SLR - January 2021 - Samuel R. Gorelik
Reference: Chatterjee S, Dasenbrook EC. Dyschromic Nails, Exertional Dyspnea, and Lower Extremity Edema. JAMA. Published online October 22, 2020. doi:10.1001/jama.2020.14648Level of Evidence: Level V
Scientific Literature Review
Reviewed By: Samuel R. Gorelik, DPM
Residency Program: Saint Vincent Hospital – Worcester, MA
Podiatric Relevance: Along with the surgical aspect of a Podiatrist’ career, many consults may come due to an irregular appearance of the lower extremities. Although appearing as simply onychomycotic on the surface, “yellow nail syndrome” can be seen with a triad of yellow thickened nails, chronic sinopleuropulmonary manifestations, and lymphedema of the lower extremities. This triad differentiates the abnormal nail appearance from the more common onychomycosis that Podiatrists see in their offices. This article was evaluating how “yellow nail syndrome” presents and how it can be treated.
Methods: This article was a level V case study on a 70 year old male who presented with yellow nail syndrome. They were presenting how they treated someone who had symptoms of dyschromic nails, exertional dyspnea, and lower extremity edema. After medical history was taken and he was evaluated clinically, labs were drawn. A chest radiograph was performed, along with an ECG, an echocardiogram, and a CT of the sinuses. This was followed by a thoracic CT scan. Patient required a thoracentesis done, followed by pericardiocentesis and a pericardial window. Cultures were taken of the fluid. The patient was finally treated with Vitamin E and furosemide. He required further thoracenteses, along with knee-high graduated compression stockings and regular manual lymph drainage. He continued to follow-up for two years.
Results: Patient initially presented with sinus issues, discolored fingernails and toenails, exertional dyspnea and bilateral lower extremity edema. He had stable vitals. He showed diminished breath sounds at lung bases. Antinuclear antibody was positive but testing of antibodies to nuclear antigens and double-stranded DNA were negative. Chest radiograph, CBC, CMP, thyrotropin level, ECG, and Echocardiogram were all normal. A CT scan of his sinuses showed bilateral sinusitis. A thoracic CT scan showed bronchiectasis, bilateral pleural effusions and a large pericardial effusion. On thoracentesis over a liter of fluid was drained from right pleural space. Pleural and pericardial fluids were nonchylous, exudative and had many lymphocytes. Bacterial and fungal cultures were negative. No sign of malignancy was seen in the fluid.

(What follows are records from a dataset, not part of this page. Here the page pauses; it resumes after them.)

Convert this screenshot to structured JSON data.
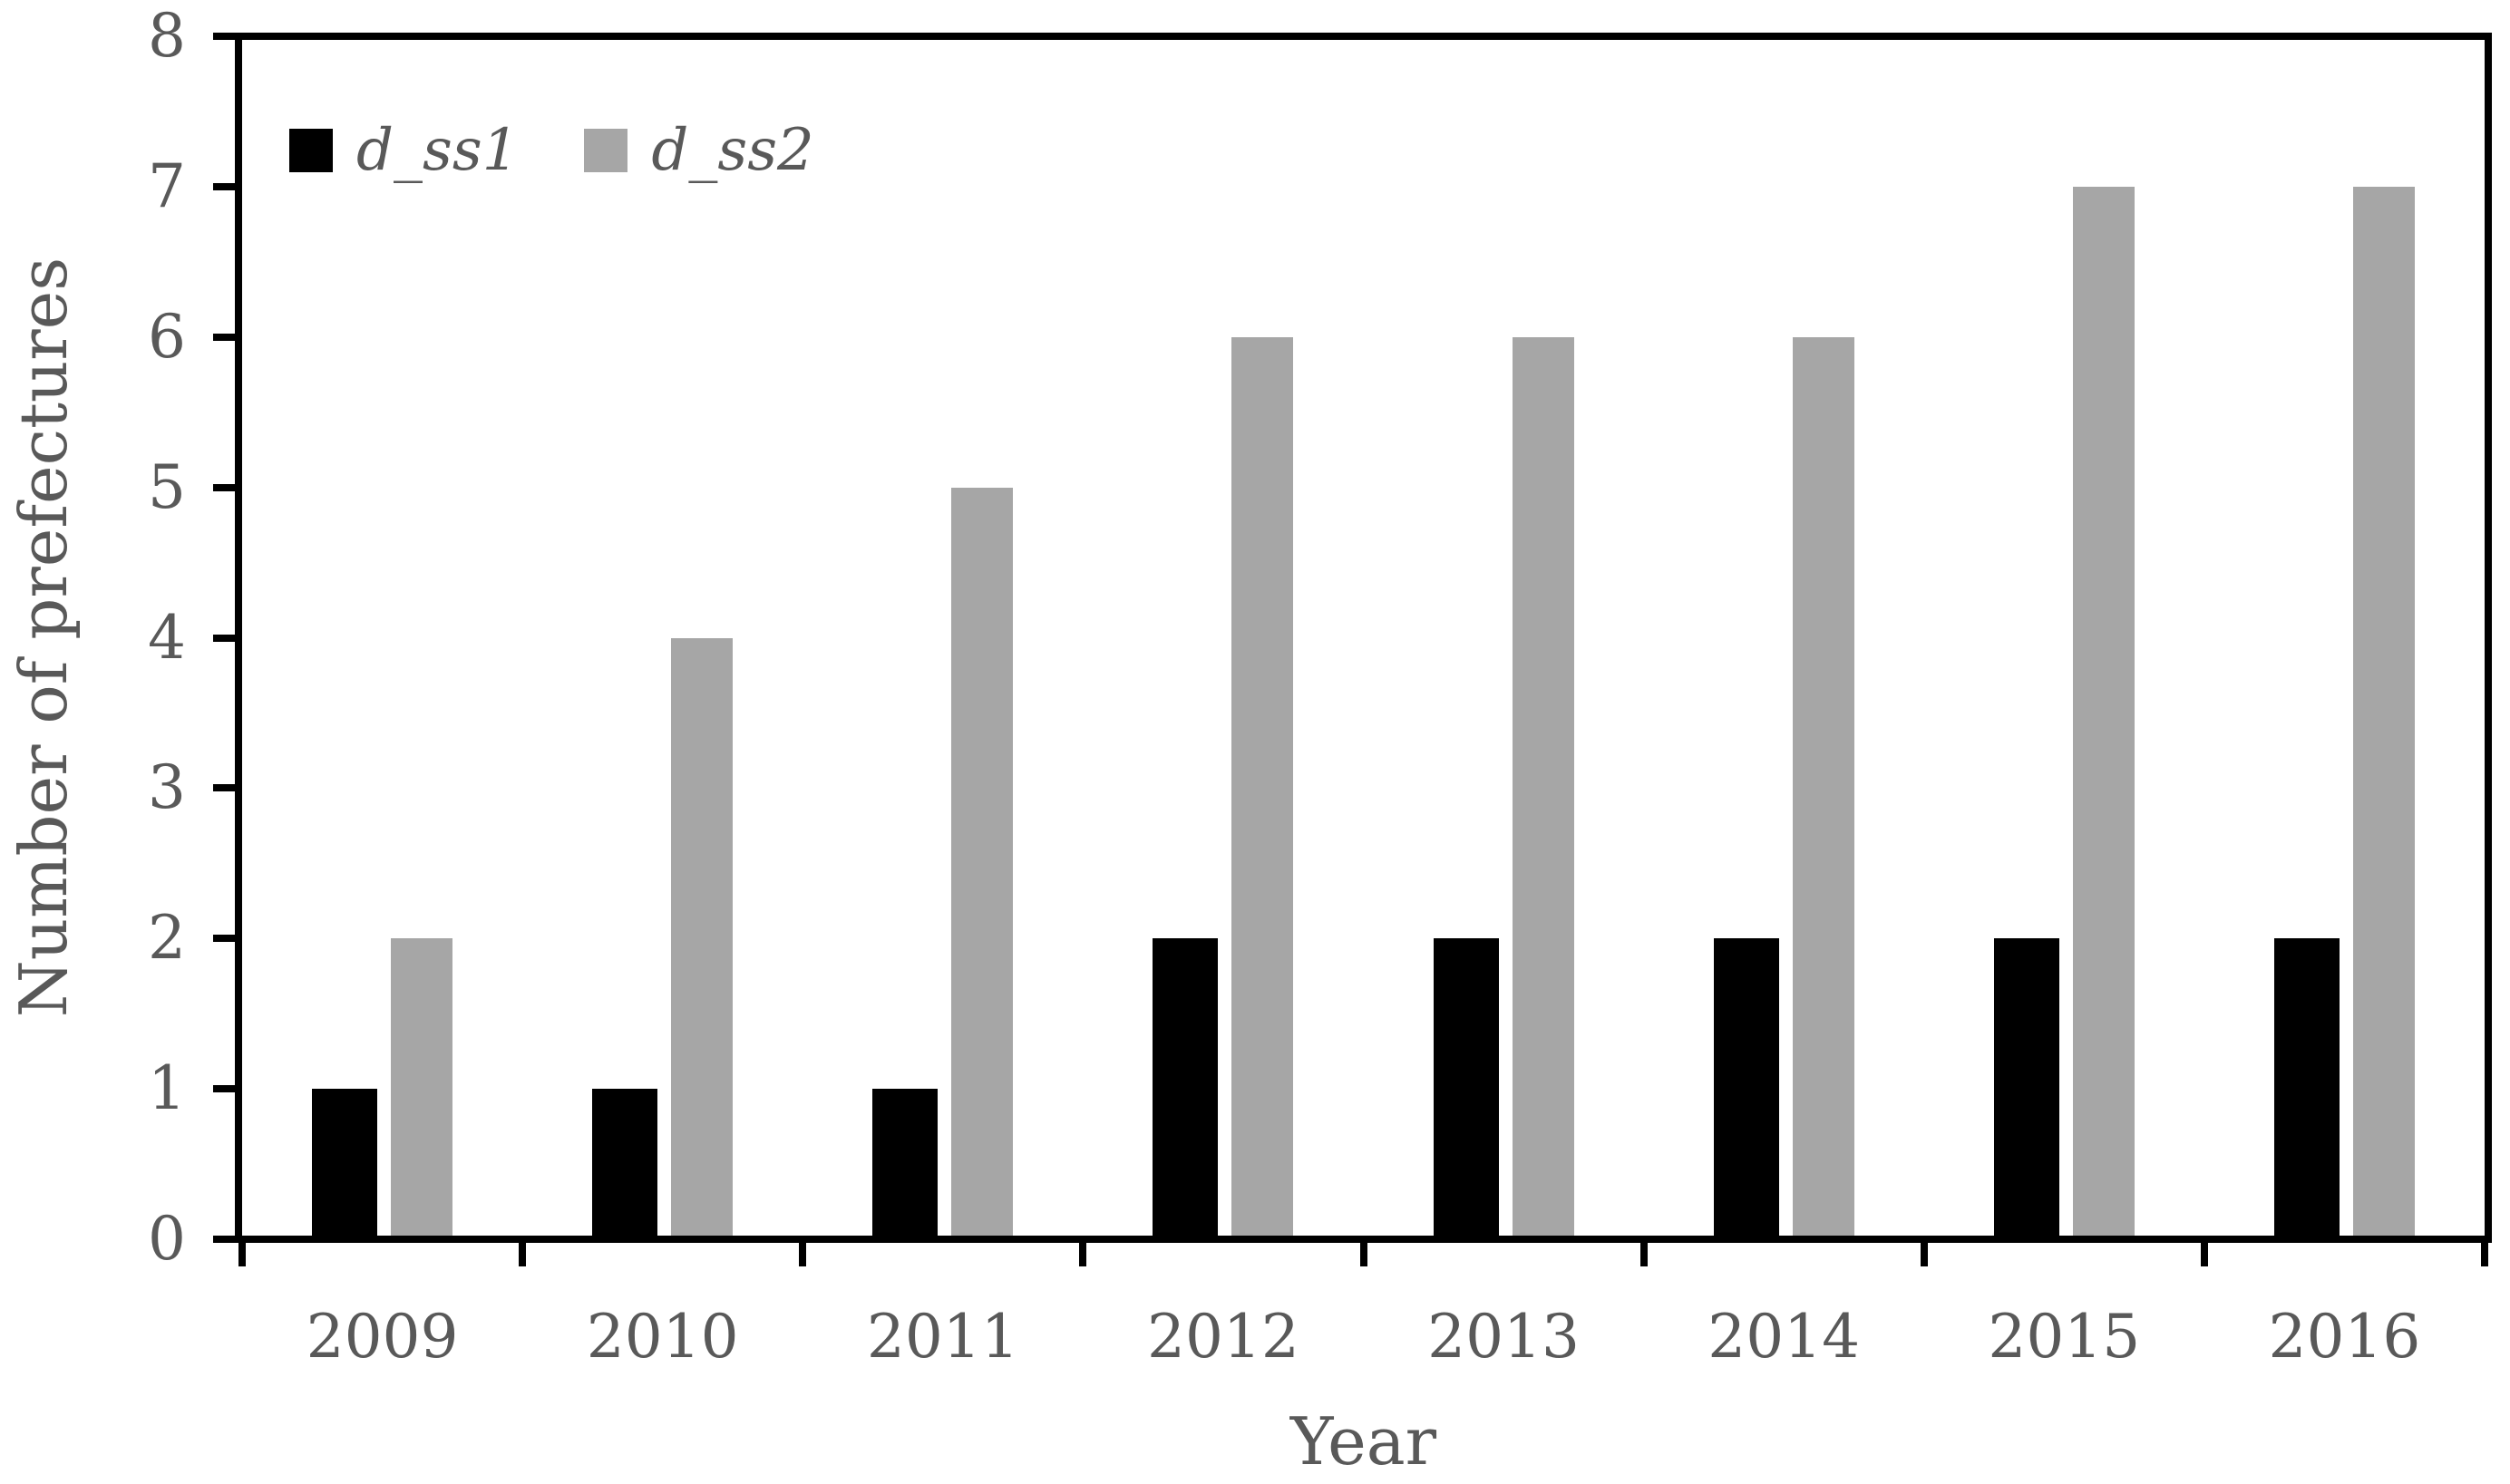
{
  "chart_data": {
    "type": "bar",
    "title": "",
    "categories": [
      "2009",
      "2010",
      "2011",
      "2012",
      "2013",
      "2014",
      "2015",
      "2016"
    ],
    "series": [
      {
        "name": "d_ss1",
        "color": "#000000",
        "values": [
          1,
          1,
          1,
          2,
          2,
          2,
          2,
          2
        ]
      },
      {
        "name": "d_ss2",
        "color": "#a6a6a6",
        "values": [
          2,
          4,
          5,
          6,
          6,
          6,
          7,
          7
        ]
      }
    ],
    "xlabel": "Year",
    "ylabel": "Number of prefectures",
    "ylim": [
      0,
      8
    ],
    "y_ticks": [
      "0",
      "1",
      "2",
      "3",
      "4",
      "5",
      "6",
      "7",
      "8"
    ],
    "grid": false,
    "legend_position": "top-left-inside",
    "frame": "full-box",
    "colors": {
      "axis": "#000000",
      "tick_text": "#595959",
      "background": "#ffffff"
    }
  }
}
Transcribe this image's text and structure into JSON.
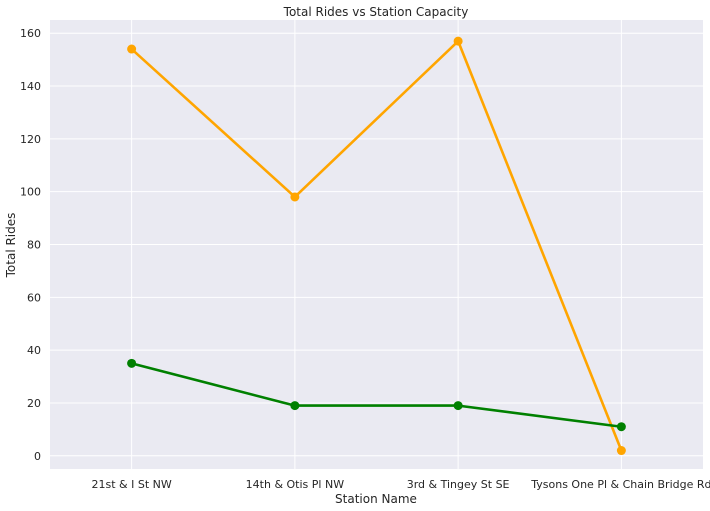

Conclusions: This article was presenting an important triad of symptoms to be noticed for yellow nail syndrome: yellow thickened nails, sinopulmonary manifestations, and lymphedema. Each of these by themselves can have a multitude of etiologies. By noticing this triad, the physicians were able to more efficiently diagnose and treat this patient. They treated the yellow thickened nails with vitamin E. The sinopulmonary issues required interventional radiology, along with pericardiocentesis and a pericardial window. Lymphedema was treated with compression and manual lymph drainage. It does not appear to me that the authors’ treatment was that effective. Discolored nails are often left untreated without harm to patient, and it can be treated with Vitamin E or antifungal treatment. Knowing this triad did not appear to help them treat the patient’s symptoms, as they still treated the symptoms individually. Podiatrist are often being consulted for nail discoloration, we should consider other issues the patient may have like swelling and pulmonary issues.